A1rsi laser scanning confocal imaging system lscis

Fluorescence imaging experiments were performed with cells seeded at a density of 50,000 cells/plate on Mat-Tek cover-glass plates (Ashland, MA). The plasmid expressing SPLICSs (10.4 nm) was purchased from Addgene (#164108) and cloned into the tetracyclin inducible lentivirus system pLV-Bsd-TRE-CMV-rtTA. AML12 cells were transduced and put under blasticidin selection before being screened for positive clones.
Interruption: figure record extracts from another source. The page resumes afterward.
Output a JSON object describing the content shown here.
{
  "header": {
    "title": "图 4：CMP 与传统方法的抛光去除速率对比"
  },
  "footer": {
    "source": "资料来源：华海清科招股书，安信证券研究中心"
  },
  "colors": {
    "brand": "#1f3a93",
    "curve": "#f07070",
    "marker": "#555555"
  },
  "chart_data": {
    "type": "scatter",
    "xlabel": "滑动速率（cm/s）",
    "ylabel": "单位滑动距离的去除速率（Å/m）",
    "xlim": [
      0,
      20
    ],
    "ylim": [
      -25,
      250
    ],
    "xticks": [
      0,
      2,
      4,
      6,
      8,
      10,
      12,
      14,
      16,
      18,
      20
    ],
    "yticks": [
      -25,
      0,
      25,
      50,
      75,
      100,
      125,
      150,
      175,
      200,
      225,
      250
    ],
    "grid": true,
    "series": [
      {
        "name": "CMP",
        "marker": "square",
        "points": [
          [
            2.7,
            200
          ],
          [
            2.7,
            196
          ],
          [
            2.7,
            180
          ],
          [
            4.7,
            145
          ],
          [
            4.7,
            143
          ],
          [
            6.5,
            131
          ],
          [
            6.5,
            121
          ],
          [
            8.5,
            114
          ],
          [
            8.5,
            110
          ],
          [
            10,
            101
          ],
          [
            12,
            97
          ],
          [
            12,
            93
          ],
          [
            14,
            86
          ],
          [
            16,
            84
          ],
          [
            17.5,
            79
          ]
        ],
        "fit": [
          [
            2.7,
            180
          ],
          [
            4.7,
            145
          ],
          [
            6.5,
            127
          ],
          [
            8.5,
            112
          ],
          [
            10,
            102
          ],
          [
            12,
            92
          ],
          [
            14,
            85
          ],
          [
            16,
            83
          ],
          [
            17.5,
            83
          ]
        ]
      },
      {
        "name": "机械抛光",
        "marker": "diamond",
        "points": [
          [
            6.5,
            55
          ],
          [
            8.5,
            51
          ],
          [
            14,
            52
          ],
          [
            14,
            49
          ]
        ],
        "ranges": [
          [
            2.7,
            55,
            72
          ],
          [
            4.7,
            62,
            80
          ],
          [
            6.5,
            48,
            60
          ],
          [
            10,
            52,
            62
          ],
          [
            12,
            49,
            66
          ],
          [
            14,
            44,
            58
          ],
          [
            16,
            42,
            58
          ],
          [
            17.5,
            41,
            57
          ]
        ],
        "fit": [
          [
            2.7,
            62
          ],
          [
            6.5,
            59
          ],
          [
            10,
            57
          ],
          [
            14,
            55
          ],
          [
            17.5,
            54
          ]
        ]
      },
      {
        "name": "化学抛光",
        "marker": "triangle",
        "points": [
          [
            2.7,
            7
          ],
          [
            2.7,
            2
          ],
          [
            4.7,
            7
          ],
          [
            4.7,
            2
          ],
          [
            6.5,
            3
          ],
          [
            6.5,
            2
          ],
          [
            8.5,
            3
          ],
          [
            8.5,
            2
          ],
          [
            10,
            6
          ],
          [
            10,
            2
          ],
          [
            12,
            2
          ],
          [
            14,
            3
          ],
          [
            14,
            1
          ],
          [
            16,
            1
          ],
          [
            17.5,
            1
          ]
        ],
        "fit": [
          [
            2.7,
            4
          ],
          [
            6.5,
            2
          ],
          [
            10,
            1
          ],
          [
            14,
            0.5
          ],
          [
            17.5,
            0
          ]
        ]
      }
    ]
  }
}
Digital images were acquired using a Nikon A1Rsi Laser Scanning Confocal Imaging System (LSCIS; Nikon, Melville, NY) equipped with 405 nm, 488 nm, 561 nm, and 640 nm laser, four-channel GaSP detectors, and a 60x water immersion objective. To determine the subcellular localization of LDs, MAM, and mitochondria under fed and fasted conditions, cells were treated with AutoDOT neutral lipid stand and MitoTracker Deep Red. Media conditions are described above for fed and fasting media. For probe excitation, the A1Rsi LSCIS utilized the 640 nm diode laser (MitoTracker Deep Red), the 405 nm laser line (AutDOT Neutral lipid stain), and the 488 nm laser line (SPLICSs) to acquire images of the cells by sequential excitation. Image files were analyzed using NIS-Elements software or FIJI-Image software. z-stack or multiple focal planes were imaged to ensure compartmentalization and localization.